The focus of the Audio Signal Processing Lab of the MTG is to advance in the understanding of sound and music signals by combining signal processing and machine learning methods. We work both on data-driven methodologies, in which the development and use of large data collections is a fundamental aspect, and on knowledge-driven approaches, in which domain knowledge of the problem to be addressed is needed. Combining these research approaches, we are able to tackle practical problems related to automatic sound and music description, music exploration and recommendation, and tools for supporting music education.
In order to advance in the understanding of sound and music signals and address practical problems, we work on a variety of complementary topics covering the creation of sound and music collections, the development of task-oriented signal processing and machine learning methods, and the use of semantic technologies to structure sound and music concepts.
Related to data collections, we maintain a number of corpora of relevance both for research and practical applications. Especially significant are Freesound, a collaborative database of Creative Commons licensed sounds, AcousticBrainz, a platform for crowdsourcing analysis data of published music recordings, and Dunya, which comprises collections of audio recordings plus complementary information of various musical traditions. From these corpora, we have been creating datasets for specific research tasks, for example, supported by our Freesound Annotator, we are developing the FSD dataset, which is used for sound classification tasks. We have also created datasets, like the CompMusic datasets, to work on specific music analysis problems. We also promote research collaborations by organizing open machine learning challenges like the Freesound Audio Tagging 2019 or the Emotion and Theme recognition in music.
In our audio signal processing and machine learning work, we develop methodologies and algorithms for the analysis of sound and music signals for a wide variety of tasks, going from low-level characterization of audio signals to high-level sound and music classification tasks.
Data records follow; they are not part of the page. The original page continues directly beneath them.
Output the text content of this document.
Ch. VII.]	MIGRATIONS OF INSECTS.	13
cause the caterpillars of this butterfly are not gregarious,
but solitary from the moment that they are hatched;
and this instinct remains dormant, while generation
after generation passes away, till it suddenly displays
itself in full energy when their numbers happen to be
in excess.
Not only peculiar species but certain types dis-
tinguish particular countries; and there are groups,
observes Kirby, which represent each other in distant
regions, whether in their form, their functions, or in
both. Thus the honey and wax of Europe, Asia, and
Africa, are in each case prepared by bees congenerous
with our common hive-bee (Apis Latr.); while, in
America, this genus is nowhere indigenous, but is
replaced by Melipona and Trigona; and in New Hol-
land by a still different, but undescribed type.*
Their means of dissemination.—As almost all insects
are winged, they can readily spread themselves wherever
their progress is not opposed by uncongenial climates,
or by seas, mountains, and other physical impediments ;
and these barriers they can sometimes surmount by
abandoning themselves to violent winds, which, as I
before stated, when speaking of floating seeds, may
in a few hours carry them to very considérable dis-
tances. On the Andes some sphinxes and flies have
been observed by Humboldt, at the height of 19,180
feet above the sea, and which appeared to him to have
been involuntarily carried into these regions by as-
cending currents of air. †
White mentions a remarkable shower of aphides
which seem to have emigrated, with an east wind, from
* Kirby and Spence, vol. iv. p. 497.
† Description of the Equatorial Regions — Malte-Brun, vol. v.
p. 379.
Most of the resulting algorithms become part of our software library Essentia, which is extensively used both in research and commercial applications.
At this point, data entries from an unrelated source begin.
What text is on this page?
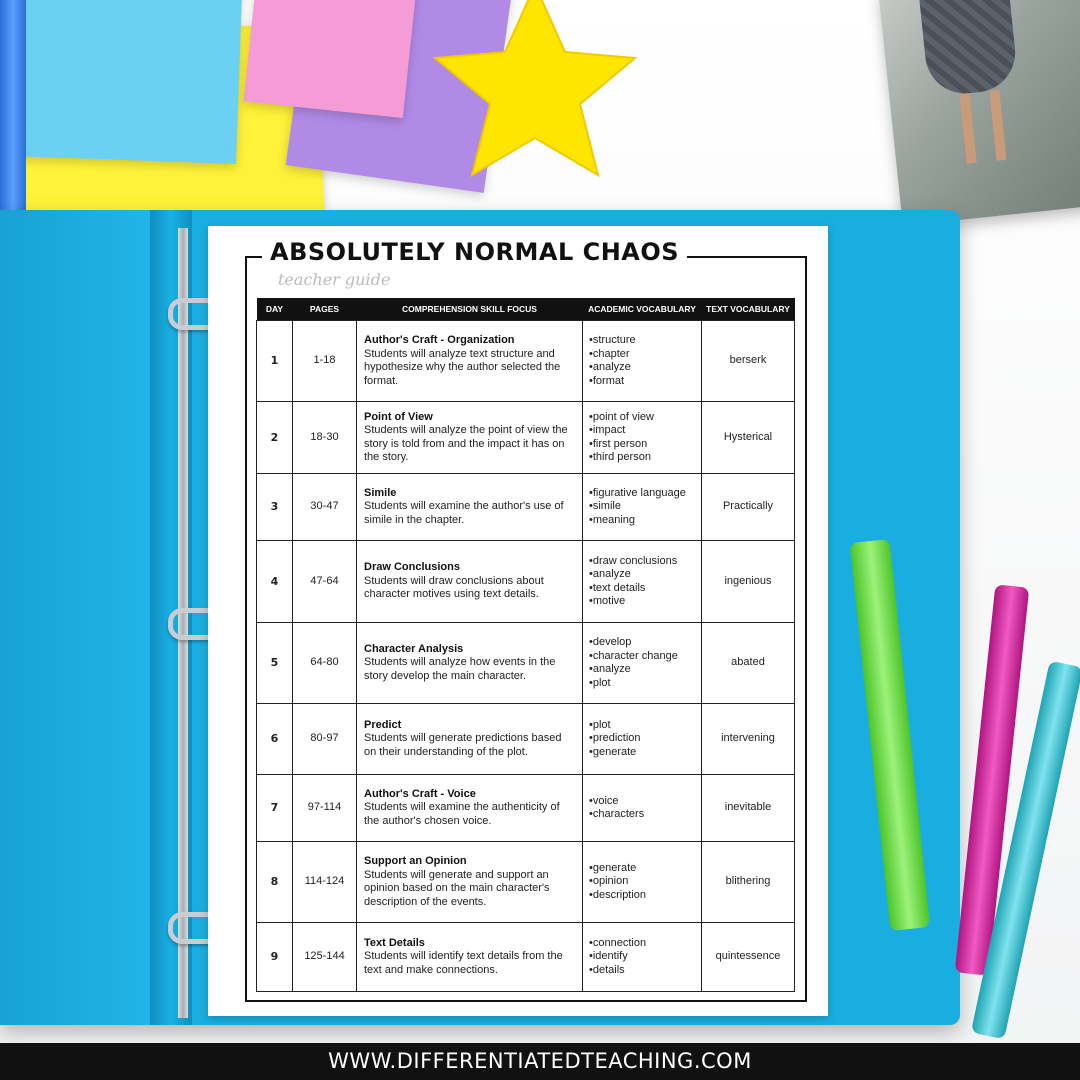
ABSOLUTELY NORMAL CHAOS
teacher guide
DAY	PAGES	COMPREHENSION SKILL FOCUS	ACADEMIC VOCABULARY	TEXT VOCABULARY
1	1-18	Author's Craft - Organization
Students will analyze text structure and hypothesize why the author selected the format.	•structure
•chapter
•analyze
•format	berserk
2	18-30	Point of View
Students will analyze the point of view the story is told from and the impact it has on the story.	•point of view
•impact
•first person
•third person	Hysterical
3	30-47	Simile
Students will examine the author's use of simile in the chapter.	•figurative language
•simile
•meaning	Practically
4	47-64	Draw Conclusions
Students will draw conclusions about character motives using text details.	•draw conclusions
•analyze
•text details
•motive	ingenious
5	64-80	Character Analysis
Students will analyze how events in the story develop the main character.	•develop
•character change
•analyze
•plot	abated
6	80-97	Predict
Students will generate predictions based on their understanding of the plot.	•plot
•prediction
•generate	intervening
7	97-114	Author's Craft - Voice
Students will examine the authenticity of the author's chosen voice.	•voice
•characters	inevitable
8	114-124	Support an Opinion
Students will generate and support an opinion based on the main character's description of the events.	•generate
•opinion
•description	blithering
9	125-144	Text Details
Students will identify text details from the text and make connections.	•connection
•identify
•details	quintessence
WWW.DIFFERENTIATEDTEACHING.COM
In the AudioCommons and Mingus projects, we work on technologies to support classification, exploration, and recommendation of sound and music signals using very large data collections. We are especially interested in developing technologies that can enhance the reuse of openly available data, like the sounds from Freesound or the music information in AcousticBrainz.
In the CompMusic and Musical Bridges projects, we have been studying music repertories from a variety of music traditions, like from India (Hindustani and Carnatic), Turkey (Turkish-makam), Maghreb (Arab-Andalusian), China (Beijing Opera), and more recently from Jazz. We have focused on the study of core musical dimensions, like melody, rhythm, and harmony (for the case of Jazz), which requires musicological knowledge of the music being studied and the involvement of musicians. This work has resulted in a number of tools and exploitable technologies, like Dunya or Riyaz (being exploited by our spin-off company MusicMuni Labs).
In the TECSOME project, we are developing technologies to support online music education. For example, we are developing MusicCritic, a service to facilitate the assessment of exercises which is able to evaluate the intonation, rhythm, and timbre of musical performances. This technology is already being exploited in an online course on Hindustani music.
We also carry projects in collaboration with industrial partners, for example for improving and adapting our existing technologies (like Essentia) to their particular industrial applications. We are interested in long-lasting and mutually beneficial partnerships.